On February 3, 2023, the Department of Justice’s (DOJ) Antitrust Division announced the withdrawal of several long-standing policy statements governing the exchange of certain information among competitors. The DOJ has no plans to replace or revise the policy statements, leaving some uncertainty as to how the agencies will handle information exchanges.
For more information regarding the health care aspects of the withdrawal, see “DOJ Withdraws Health Care Antitrust Statements: What’s Next for the Health Care Industry?”
The Agencies’ Policy Statements
Over the last 30 years, the Federal Trade Commission (FTC) and DOJ jointly issued nonbinding antitrust enforcement policy statements to provide guidance to health care providers as to whether and how they may enter into mergers, joint ventures and other collaborative arrangements without violating the antitrust laws. In 1993, the FTC and DOJ issued six “Statements of Antitrust Enforcement Policy in Health Care.” The policy statements were revised in 1994, and updated and expanded in 1996. In 2011, the agencies issued the “Statement of Antitrust Enforcement Policy Regarding Accountable Care Organizations Participating in the Medicare Shared Savings Program.”
Among other things, the policy statements built on existing Supreme Court and federal case law to address the ability of competitors to share pricing, wages and other competitively sensitive information with each other in pursuit of legitimate collaborative activities. Under prior case law, including United States v.
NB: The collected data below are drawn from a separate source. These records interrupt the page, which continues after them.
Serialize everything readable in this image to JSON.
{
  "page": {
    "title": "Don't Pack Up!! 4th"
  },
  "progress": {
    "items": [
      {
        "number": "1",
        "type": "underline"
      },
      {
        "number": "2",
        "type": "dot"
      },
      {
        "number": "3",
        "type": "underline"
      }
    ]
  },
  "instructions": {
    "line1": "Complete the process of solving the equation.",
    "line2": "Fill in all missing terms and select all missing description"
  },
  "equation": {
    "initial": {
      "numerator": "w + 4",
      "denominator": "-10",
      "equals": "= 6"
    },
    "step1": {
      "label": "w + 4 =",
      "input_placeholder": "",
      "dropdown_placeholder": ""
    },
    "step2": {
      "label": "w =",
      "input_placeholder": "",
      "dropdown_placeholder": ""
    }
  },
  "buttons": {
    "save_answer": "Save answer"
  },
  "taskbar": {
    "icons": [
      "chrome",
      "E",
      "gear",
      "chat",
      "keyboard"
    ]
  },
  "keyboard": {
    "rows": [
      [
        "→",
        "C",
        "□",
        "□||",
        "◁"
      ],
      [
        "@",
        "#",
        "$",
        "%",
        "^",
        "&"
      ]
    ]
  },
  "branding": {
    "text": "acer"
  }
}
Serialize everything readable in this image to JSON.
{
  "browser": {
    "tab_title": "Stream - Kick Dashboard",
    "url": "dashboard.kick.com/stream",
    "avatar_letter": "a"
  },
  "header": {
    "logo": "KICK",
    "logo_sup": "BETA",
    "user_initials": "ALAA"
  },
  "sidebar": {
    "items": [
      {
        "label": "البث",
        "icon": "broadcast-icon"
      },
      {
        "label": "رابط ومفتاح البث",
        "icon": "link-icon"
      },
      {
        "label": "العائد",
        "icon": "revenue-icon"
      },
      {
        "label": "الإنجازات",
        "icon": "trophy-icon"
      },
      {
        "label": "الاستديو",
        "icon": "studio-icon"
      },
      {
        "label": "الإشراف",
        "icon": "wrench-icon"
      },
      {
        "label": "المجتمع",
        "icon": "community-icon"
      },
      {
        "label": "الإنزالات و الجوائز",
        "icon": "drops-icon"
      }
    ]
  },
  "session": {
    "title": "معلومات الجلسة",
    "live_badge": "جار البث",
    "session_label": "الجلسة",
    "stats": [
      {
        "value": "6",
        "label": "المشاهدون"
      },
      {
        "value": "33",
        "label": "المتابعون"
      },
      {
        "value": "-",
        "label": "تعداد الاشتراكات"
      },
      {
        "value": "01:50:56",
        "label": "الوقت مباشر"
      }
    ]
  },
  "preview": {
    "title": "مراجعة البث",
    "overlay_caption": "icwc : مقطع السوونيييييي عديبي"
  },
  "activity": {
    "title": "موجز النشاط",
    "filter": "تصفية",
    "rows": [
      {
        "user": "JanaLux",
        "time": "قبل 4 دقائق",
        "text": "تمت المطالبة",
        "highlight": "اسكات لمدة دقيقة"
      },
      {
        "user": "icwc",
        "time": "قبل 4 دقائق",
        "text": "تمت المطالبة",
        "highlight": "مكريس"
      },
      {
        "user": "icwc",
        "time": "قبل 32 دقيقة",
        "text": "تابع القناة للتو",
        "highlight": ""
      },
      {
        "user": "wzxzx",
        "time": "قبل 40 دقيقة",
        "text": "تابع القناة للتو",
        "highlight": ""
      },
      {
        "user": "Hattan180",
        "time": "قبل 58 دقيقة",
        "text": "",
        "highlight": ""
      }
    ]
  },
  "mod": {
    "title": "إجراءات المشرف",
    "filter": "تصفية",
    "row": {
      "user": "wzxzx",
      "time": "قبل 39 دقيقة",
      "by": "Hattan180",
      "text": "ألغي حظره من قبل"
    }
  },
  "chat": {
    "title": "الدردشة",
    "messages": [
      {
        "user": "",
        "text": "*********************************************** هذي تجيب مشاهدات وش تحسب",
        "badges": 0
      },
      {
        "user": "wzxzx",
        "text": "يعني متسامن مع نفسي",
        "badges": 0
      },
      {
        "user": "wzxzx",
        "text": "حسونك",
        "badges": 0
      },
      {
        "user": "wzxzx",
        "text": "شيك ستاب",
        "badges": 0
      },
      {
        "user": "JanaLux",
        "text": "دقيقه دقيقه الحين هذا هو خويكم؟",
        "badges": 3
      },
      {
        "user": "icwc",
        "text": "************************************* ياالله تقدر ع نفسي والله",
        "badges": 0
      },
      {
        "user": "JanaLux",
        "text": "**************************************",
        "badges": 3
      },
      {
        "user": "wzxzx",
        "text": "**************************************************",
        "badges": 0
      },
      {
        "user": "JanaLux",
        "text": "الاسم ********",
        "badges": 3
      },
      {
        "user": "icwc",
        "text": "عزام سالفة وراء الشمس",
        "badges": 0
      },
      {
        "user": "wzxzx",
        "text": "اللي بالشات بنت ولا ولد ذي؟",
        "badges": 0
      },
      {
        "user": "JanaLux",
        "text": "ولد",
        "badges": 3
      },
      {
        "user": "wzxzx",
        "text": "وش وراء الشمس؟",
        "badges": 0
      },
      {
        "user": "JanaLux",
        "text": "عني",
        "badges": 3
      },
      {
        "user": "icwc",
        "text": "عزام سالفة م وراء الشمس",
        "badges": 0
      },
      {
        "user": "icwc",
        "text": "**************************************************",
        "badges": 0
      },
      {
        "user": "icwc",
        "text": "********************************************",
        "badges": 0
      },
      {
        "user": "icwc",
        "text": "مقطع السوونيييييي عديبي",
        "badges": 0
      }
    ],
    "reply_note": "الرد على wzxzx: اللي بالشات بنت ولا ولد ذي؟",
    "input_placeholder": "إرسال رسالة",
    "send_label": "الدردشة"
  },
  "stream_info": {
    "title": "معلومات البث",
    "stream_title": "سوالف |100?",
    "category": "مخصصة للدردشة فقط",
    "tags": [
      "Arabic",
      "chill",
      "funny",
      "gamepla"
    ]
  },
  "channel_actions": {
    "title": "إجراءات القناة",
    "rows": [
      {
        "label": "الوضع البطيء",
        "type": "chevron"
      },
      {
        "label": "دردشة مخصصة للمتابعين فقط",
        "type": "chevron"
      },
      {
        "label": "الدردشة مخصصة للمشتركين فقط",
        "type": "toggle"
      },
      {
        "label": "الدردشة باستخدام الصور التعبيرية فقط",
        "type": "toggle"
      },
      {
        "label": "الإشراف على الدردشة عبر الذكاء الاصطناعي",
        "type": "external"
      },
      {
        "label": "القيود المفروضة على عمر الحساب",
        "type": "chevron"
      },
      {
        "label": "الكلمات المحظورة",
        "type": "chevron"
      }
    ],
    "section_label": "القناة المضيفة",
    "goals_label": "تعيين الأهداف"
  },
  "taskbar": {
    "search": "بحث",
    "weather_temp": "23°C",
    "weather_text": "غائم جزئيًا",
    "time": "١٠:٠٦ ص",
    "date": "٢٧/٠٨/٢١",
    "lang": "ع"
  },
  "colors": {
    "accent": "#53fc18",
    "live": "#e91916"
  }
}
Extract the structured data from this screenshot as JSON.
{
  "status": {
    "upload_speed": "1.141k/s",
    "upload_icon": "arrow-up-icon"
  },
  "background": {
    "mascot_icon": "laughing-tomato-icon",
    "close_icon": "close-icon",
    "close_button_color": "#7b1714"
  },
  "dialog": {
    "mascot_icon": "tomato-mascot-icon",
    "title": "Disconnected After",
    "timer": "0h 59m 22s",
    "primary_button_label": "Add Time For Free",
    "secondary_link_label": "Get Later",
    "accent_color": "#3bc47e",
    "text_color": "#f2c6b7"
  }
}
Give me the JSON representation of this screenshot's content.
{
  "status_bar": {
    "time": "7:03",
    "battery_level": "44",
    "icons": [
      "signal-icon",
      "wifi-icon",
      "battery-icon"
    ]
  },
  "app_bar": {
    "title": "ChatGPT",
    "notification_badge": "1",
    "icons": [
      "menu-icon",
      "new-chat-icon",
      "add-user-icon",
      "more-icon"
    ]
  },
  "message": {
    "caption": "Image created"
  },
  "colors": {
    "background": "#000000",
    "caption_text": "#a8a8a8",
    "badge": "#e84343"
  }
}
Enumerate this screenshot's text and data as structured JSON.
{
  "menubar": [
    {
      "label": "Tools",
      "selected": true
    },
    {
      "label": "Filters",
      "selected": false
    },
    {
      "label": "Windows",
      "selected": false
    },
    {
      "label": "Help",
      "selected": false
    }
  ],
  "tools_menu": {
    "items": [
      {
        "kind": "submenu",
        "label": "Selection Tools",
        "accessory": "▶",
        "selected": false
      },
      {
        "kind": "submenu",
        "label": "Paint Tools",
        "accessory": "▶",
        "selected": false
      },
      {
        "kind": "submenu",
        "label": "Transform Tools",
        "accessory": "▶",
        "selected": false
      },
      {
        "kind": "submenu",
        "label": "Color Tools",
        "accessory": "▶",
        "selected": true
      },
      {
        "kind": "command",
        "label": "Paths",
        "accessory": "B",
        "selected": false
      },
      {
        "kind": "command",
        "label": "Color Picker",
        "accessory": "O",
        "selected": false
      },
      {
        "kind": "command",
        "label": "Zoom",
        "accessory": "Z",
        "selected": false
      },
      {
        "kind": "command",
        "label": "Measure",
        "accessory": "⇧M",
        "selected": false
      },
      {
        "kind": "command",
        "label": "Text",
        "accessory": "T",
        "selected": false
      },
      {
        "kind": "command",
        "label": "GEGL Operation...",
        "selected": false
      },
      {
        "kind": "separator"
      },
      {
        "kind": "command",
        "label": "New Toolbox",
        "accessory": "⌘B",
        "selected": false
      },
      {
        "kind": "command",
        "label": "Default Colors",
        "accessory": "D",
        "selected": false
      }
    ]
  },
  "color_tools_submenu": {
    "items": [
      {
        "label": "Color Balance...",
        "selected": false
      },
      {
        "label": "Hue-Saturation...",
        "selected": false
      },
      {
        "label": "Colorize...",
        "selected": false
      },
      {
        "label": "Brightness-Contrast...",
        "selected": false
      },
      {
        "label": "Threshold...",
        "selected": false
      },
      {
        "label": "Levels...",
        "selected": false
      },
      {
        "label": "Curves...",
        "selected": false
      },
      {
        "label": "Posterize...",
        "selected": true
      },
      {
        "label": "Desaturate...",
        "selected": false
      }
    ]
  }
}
U.S. Gypsum Co., 438 U.S. 422 (1978), courts typically analyzed “the structure of the industry involved” and the “nature of the information exchanged.”
In the policy statements, the agencies set forth a “safety zone” for information exchanges among competitors if:
- the collection of information was managed by a third party (such as a government agency, consultant, academic institution or trade association);
- the data was at least three months old; and
- there was a sufficient number of competitors reporting data such that the information was aggregated and anonymized.
Although the policy statements were nominally directed to the health care industry, they have widely been applied to a variety of other industry and trade association activities outside of health care. Courts also looked to these policy statements for guidance over the years. Information exchanges that potentially did not comply with the antitrust laws have spurred enforcement from the agencies or private litigation in a range of industries including, but not limited to, agriculture, construction materials, health care, manufacturing, energy, media and technology.
DOJ Withdraws Policy Statements
Applying the policy statements and relevant case law, the DOJ, FTC and courts have recognized that the reasonable sharing of certain types of competitively sensitive information may not be anticompetitive and could, in fact, be procompetitive. At the same time, the agencies have recently brought enforcement actions challenging information exchanges among, for example, competitors in the food and agriculture sector and the telecommunications and media sector.
Providing insight into the DOJ’s withdrawal, Principal Deputy Assistant Attorney General Doha Mekki explained in a speech that the three policy statements are “outdated,” and that the DOJ is “no longer confident that the documents fully reflect market realities, the risk of serious competitive harm, or the full scope of liability under the antitrust laws.”
In particular, Mekki explained that health care and other industries have become much more data-intensive. In light of these changes, the DOJ has serious concerns about whether the factors set forth in the policy statements for the exchange of certain competitively sensitive information are appropriate today. For example, the policy statement’s requirement that parties use third-party intermediaries to facilitate information exchanges may no longer be sufficient, as such exchanges “can have the same anticompetitive effect as direct exchanges among competitors.” In addition, the value of historical data has increased through the use of pricing algorithms, despite the policy statements’ suggestion that data that is at least three months old is unlikely to be competitively sensitive.
Consistent with the Biden administration’s approach to antitrust enforcement, the DOJ has indicated that it will take a “whole-of-government approach” to anticompetitive information exchanges and evaluate information exchanges on a case-by-case basis. The DOJ does not, however, have plans to replace the three policy statements. The withdrawal leaves some uncertainty as to how competitors and industries can collaborate and exchange competitively sensitive information without running afoul of the antitrust laws, and the agencies are likely to give increased attention to this issue in the future, as evidenced by recent enforcement actions.
As always, those conducting collaborative activities with competitors or potential competitors should obtain antitrust advice from counsel prior to exchanging competitively sensitive information. Organizations also should institute or review internal policies and procedures governing the exchange of competitively sensitive information. For trade associations or other organizations that routinely participate in compiling or facilitating surveys and benchmarking analyses, companies can consider obtaining targeted guidance from the agencies through an Advisory Opinion or Business Review Letter.
The DOJ’s withdrawal additionally is consistent with the close scrutiny given to mergers in recent years. As a result, organizations contemplating an M&A transaction also should take precautions to ensure any information exchanged during due diligence is properly protected. Antitrust counsel can help implement a “clean team” process for the necessary exchange of certain information.